Any restrictions now are purely about preventing exponential growth that will overwhelm hospitals, not achieving eradication.

Which means we have one of three options to end this pandemic:

  • An effective vaccine and high number of people being vaccinated
  • 50 to 70 percent of the country getting the virus with a lot of death and permanent illness coming from it
  • Luck – the virus mutates and disappears

That’s it. Those are our options. Everything in between is just about spreading the illness and death over a longer period of time, to learn more about the virus so we can treat it better and save lives and perhaps make it a less serious illness.
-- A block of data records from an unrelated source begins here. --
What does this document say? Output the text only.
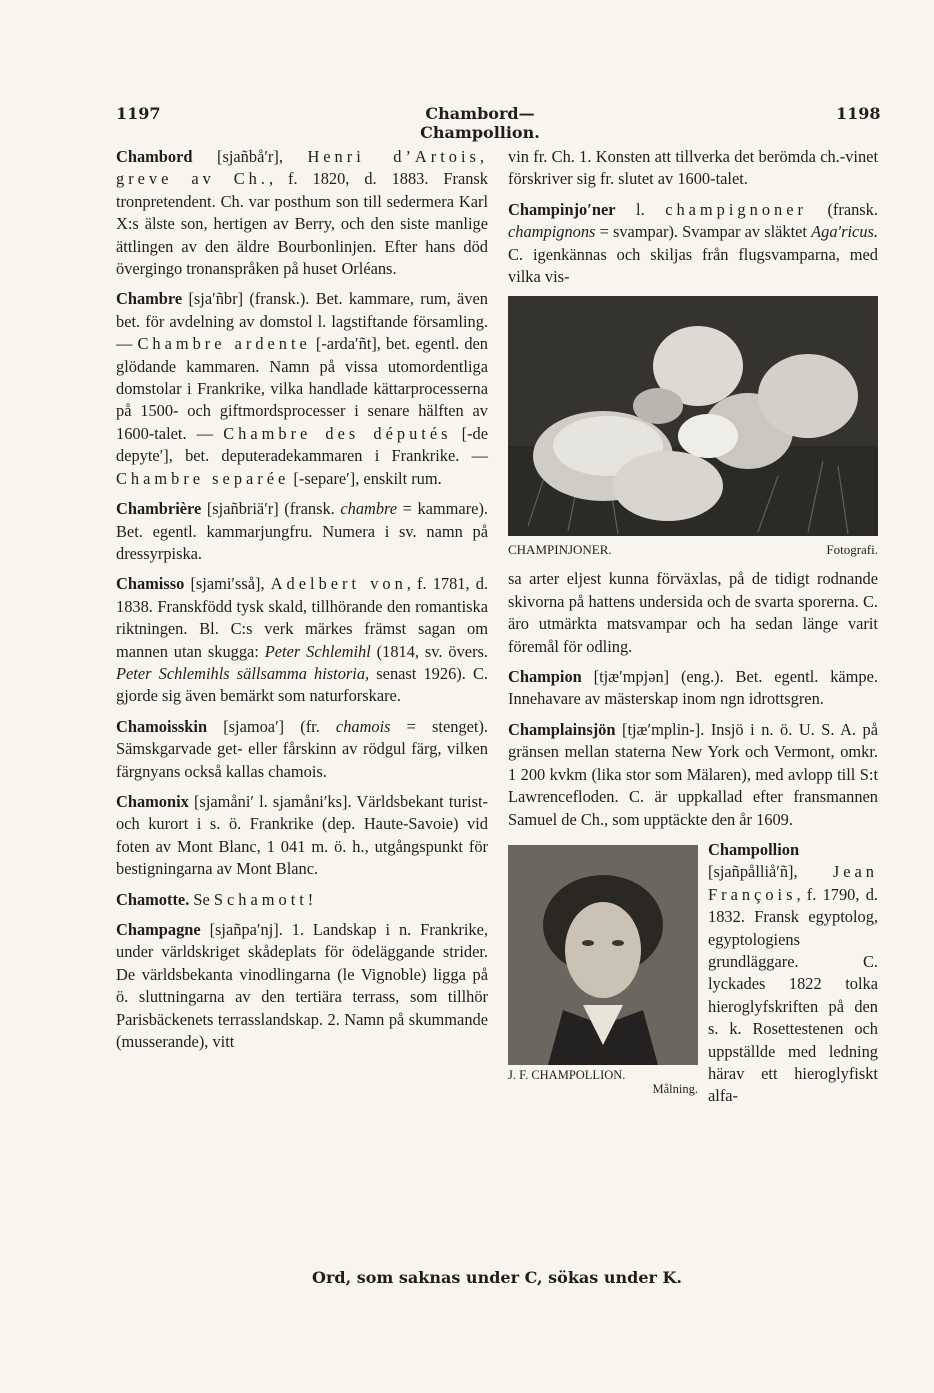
1197	Chambord—Champollion.
1198

Chambord [sjañbå′r], Henri d’Artois, greve av Ch., f. 1820, d. 1883. Fransk tronpretendent. Ch. var posthum son till sedermera Karl X:s älste son, hertigen av Berry, och den siste manlige ättlingen av den äldre Bourbonlinjen. Efter hans död övergingo tronanspråken på huset Orléans.

Chambre [sja′ñbr] (fransk.). Bet. kammare, rum, även bet. för avdelning av domstol l. lagstiftande församling. — Chambre ardente [-arda′ñt], bet. egentl. den glödande kammaren. Namn på vissa utomordentliga domstolar i Frankrike, vilka handlade kättarprocesserna på 1500- och giftmordsprocesser i senare hälften av 1600-talet. — Chambre des députés [-de depyte′], bet. deputeradekammaren i Frankrike. — Chambre separée [-separe′], enskilt rum.

Chambrière [sjañbriä′r] (fransk. chambre = kammare). Bet. egentl. kammarjungfru. Numera i sv. namn på dressyrpiska.

Chamisso [sjami′sså], Adelbert von, f. 1781, d. 1838. Franskfödd tysk skald, tillhörande den romantiska riktningen. Bl. C:s verk märkes främst sagan om mannen utan skugga: Peter Schlemihl (1814, sv. övers. Peter Schlemihls sällsamma historia, senast 1926). C. gjorde sig även bemärkt som naturforskare.

Chamoisskin [sjamoa′] (fr. chamois = stenget). Sämskgarvade get- eller fårskinn av rödgul färg, vilken färgnyans också kallas chamois.

Chamonix [sjamåni′ l. sjamåni′ks]. Världsbekant turist- och kurort i s. ö. Frankrike (dep. Haute-Savoie) vid foten av Mont Blanc, 1 041 m. ö. h., utgångspunkt för bestigningarna av Mont Blanc.

Chamotte. Se Schamott!

Champagne [sjañpa′nj]. 1. Landskap i n. Frankrike, under världskriget skådeplats för ödeläggande strider. De världsbekanta vinodlingarna (le Vignoble) ligga på ö. sluttningarna av den tertiära terrass, som tillhör Parisbäckenets terrasslandskap. 2. Namn på skummande (musserande), vitt

vin fr. Ch. 1. Konsten att tillverka det berömda ch.-vinet förskriver sig fr. slutet av 1600-talet.

Champinjo′ner l. champignoner (fransk. champignons = svampar). Svampar av släktet Aga′ricus. C. igenkännas och skiljas från flugsvamparna, med vilka vis-

CHAMPINJONER.	Fotografi.

sa arter eljest kunna förväxlas, på de tidigt rodnande skivorna på hattens undersida och de svarta sporerna. C. äro utmärkta matsvampar och ha sedan länge varit föremål för odling.

Champion [tjæ′mpjən] (eng.). Bet. egentl. kämpe. Innehavare av mästerskap inom ngn idrottsgren.

Champlainsjön [tjæ′mplin-]. Insjö i n. ö. U. S. A. på gränsen mellan staterna New York och Vermont, omkr. 1 200 kvkm (lika stor som Mälaren), med avlopp till S:t Lawrencefloden. C. är uppkallad efter fransmannen Samuel de Ch., som upptäckte den år 1609.

J. F. CHAMPOLLION.
Målning.

Champollion [sjañpålliå′ñ], Jean François, f. 1790, d. 1832. Fransk egyptolog, egyptologiens grundläggare. C. lyckades 1822 tolka hieroglyfskriften på den s. k. Rosettestenen och uppställde med ledning härav ett hieroglyfiskt alfa-

Ord, som saknas under C, sökas under K.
It makes sense that experts won’t openly admit this. If we knew we were going to live like this for years and most of us will still get sick anyway, would we be more inclined to just let it happen now and get it over with so we can move on with our lives? Would governments, facing falling tax revenue and longtime economic and social unrest, think that’s a “better” strategy? Sweden did. Brazil did. India now has, as as the United States, and increasingly other countries, such as Croatia and Mexico, that are seeing new spikes and not shutting down again,

It was always a mistake to compare this to 1918. This isn’t a flu virus, it’s much more contagious and does not mutate nearly as fast. And the ugly truth is, odds are, unless we are all vaccinated soon, you are probably going to get COVID-19 eventually, either now, or a few years from now, unless you plan to spend perhaps the rest of your life in quarantine.